Imagine a bunch of toddlers running down a hill, laughing with reckless abandon, going faster and faster until their little legs can’t keep up anymore and they tumble in a heap. The joy of feeling speed is followed by a colossal wipeout.

Playing bass with speed is sort of like that. Striking a lot of notes in quick succession isn’t all that hard — but knowing when to end that run and having your fingers solidly locked in with the rhythm takes far more skill. Otherwise you’re just playing a bunch of notes very quickly.  

Well, have I got an exercise for you! It combines finger coordination, rhythm, and speed, all in one series of études. You’ll be the bass world’s Speedy Gonzales in no time. The trick is to aim for the end of the phrase, and to have all possible fingering combinations down cold so you don’t get tripped up when you play it.   


These exercises require using a metronome. It’ll keep your timing accurate, and you can track your progress by seeing how your tempo increases over time.

First up, the three-note sequence. Set your metronome to around 120 beats per minute for starters. You can make it faster or slower, depending on how comfortable you are executing the fingering combinations, but make sure you can get through each one at the same tempo. The rhythm for this étude is two eighth-notes, followed by a downbeat quarter-note (count it as “oneand two, three and four”), with the first and last notes falling on the clicks. You can think of the phrase “apple pie” with “ap” and “pie” being on the click — just some food for thought. The numbers assigned to each finger are: 1-index finger (pointer), 2-middle finger (no comment), 3-ring finger, and 4-pinkie. The first set of fingering combinations is:  

123 213 312 412

124 214 314 413

132 231 321 421

134 234 324 423  

142 241 341 431

143 243 342 432  

Take a look at Ex. 1 for the notation, rhythm, and tablature. Increase the tempo as you get used to the different fingering combinations, but don’t sacrifice precision for speed.
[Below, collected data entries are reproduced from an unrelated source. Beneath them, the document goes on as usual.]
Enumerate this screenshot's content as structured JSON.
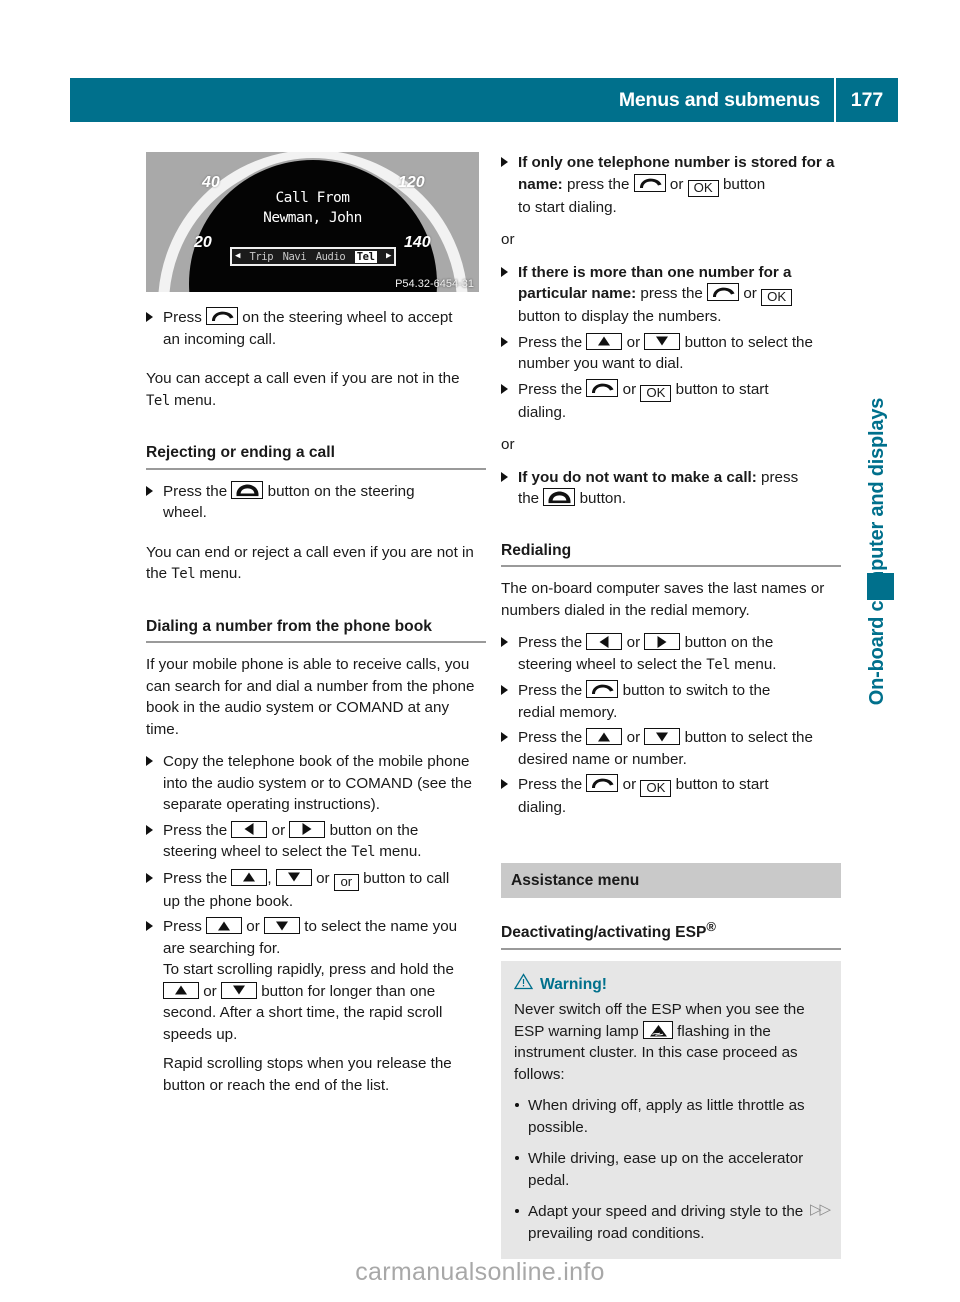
{
  "header": {
    "title": "Menus and submenus",
    "page_number": "177",
    "accent_color": "#00708c"
  },
  "side_tab": {
    "label": "On-board computer and displays"
  },
  "figure": {
    "name": "instrument-cluster-incoming-call",
    "speed_labels": [
      "40",
      "120",
      "20",
      "140"
    ],
    "display_line1": "Call From",
    "display_line2": "Newman, John",
    "menu_items": [
      "Trip",
      "Navi",
      "Audio",
      "Tel"
    ],
    "menu_selected": "Tel",
    "caption": "P54.32-6454-31"
  },
  "left_column": {
    "step_accept_1": "Press",
    "step_accept_2": "on the steering wheel to accept",
    "step_accept_3": "an incoming call.",
    "para_accept": "You can accept a call even if you are not in the ",
    "para_accept_menu": "Tel",
    "para_accept_end": " menu.",
    "heading_reject": "Rejecting or ending a call",
    "step_reject_1": "Press the",
    "step_reject_2": "button on the steering",
    "step_reject_3": "wheel.",
    "para_reject": "You can end or reject a call even if you are not in the ",
    "para_reject_menu": "Tel",
    "para_reject_end": " menu.",
    "heading_phonebook": "Dialing a number from the phone book",
    "para_phonebook": "If your mobile phone is able to receive calls, you can search for and dial a number from the phone book in the audio system or COMAND at any time.",
    "step_copy": "Copy the telephone book of the mobile phone into the audio system or to COMAND (see the separate operating instructions).",
    "step_select_tel_1": "Press the",
    "step_select_tel_or": "or",
    "step_select_tel_2": "button on the",
    "step_select_tel_3": "steering wheel to select the ",
    "step_select_tel_menu": "Tel",
    "step_select_tel_4": " menu.",
    "step_callup_1": "Press the",
    "step_callup_comma": ",",
    "step_callup_or": "or",
    "step_callup_2": "button to call",
    "step_callup_3": "up the phone book.",
    "step_name_1": "Press",
    "step_name_or": "or",
    "step_name_2": "to select the name you",
    "step_name_3": "are searching for.",
    "scroll_line1": "To start scrolling rapidly, press and hold the",
    "scroll_or": "or",
    "scroll_line2": "button for longer than one",
    "scroll_line3": "second. After a short time, the rapid scroll speeds up.",
    "scroll_stop": "Rapid scrolling stops when you release the button or reach the end of the list."
  },
  "right_column": {
    "step_one_number_bold": "If only one telephone number is stored for a name:",
    "step_one_number_rest": " press the",
    "step_one_number_or": "or",
    "step_one_number_tail": "button",
    "step_one_number_line3": "to start dialing.",
    "or_1": "or",
    "step_more_numbers_bold": "If there is more than one number for a particular name:",
    "step_more_numbers_rest": " press the",
    "step_more_numbers_or": "or",
    "step_more_numbers_line3": "button to display the numbers.",
    "step_select_number_1": "Press the",
    "step_select_number_or": "or",
    "step_select_number_2": "button to select the",
    "step_select_number_3": "number you want to dial.",
    "step_start_dial_1": "Press the",
    "step_start_dial_or": "or",
    "step_start_dial_2": "button to start",
    "step_start_dial_3": "dialing.",
    "or_2": "or",
    "step_no_call_bold": "If you do not want to make a call:",
    "step_no_call_rest": " press",
    "step_no_call_line2a": "the",
    "step_no_call_line2b": "button.",
    "heading_redialing": "Redialing",
    "para_redialing": "The on-board computer saves the last names or numbers dialed in the redial memory.",
    "redial_step1_1": "Press the",
    "redial_step1_or": "or",
    "redial_step1_2": "button on the",
    "redial_step1_3": "steering wheel to select the ",
    "redial_step1_menu": "Tel",
    "redial_step1_4": " menu.",
    "redial_step2_1": "Press the",
    "redial_step2_2": "button to switch to the",
    "redial_step2_3": "redial memory.",
    "redial_step3_1": "Press the",
    "redial_step3_or": "or",
    "redial_step3_2": "button to select the",
    "redial_step3_3": "desired name or number.",
    "redial_step4_1": "Press the",
    "redial_step4_or": "or",
    "redial_step4_2": "button to start",
    "redial_step4_3": "dialing.",
    "section_assistance": "Assistance menu",
    "heading_esp": "Deactivating/activating ESP",
    "heading_esp_sup": "®",
    "warning": {
      "title": "Warning!",
      "body_1": "Never switch off the ESP when you see the ESP warning lamp",
      "body_2": "flashing in the instrument cluster. In this case proceed as follows:",
      "bullets": [
        "When driving off, apply as little throttle as possible.",
        "While driving, ease up on the accelerator pedal.",
        "Adapt your speed and driving style to the prevailing road conditions."
      ]
    }
  },
  "footer": {
    "continue_arrows": "▷▷",
    "watermark": "carmanualsonline.info"
  }
}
Moving on to the four-note sequences, the fingering combinations look awfully familiar, don’t they? Indeed, if you’ve been reading this column since the first issue of Bass Magazine, these are the so-called left-hand permutations (or fretting-hand permutations). You can find all issues of Bass Magazine online [], or you can find my columns on my website []. The fingering sequence is as follows:

1234 2134 3124 4123

1243 2143 3142 4132

1324 2314 3214 4213

1342 2341 3241 4231

1423 2413 3412 4312

1432 2431 3421 4321

Set your metronome to around 108 bpm and go for the first rhythmic combination, which consists of two 16th-notes and an eighth-note, followed by a quarter-note downbeat (“one e and two, three e and four” in music theory speak). Just think of the phrase “coconut shrimp” for this rhythm, with “co” and “shrimp” landing on the clicks. Let Ex. 2 be your guide.


Another rhythm for this fingering sequence is an eighth-note followed by two 16th-notes and a downbeat quarter-note (“one and a two, three and a four in music lingo). “Rice Krispie treat” would be the eatable equivalent, with “rice” and “treat” landing on the clicks of the metronome. Take a peek at Ex. 3.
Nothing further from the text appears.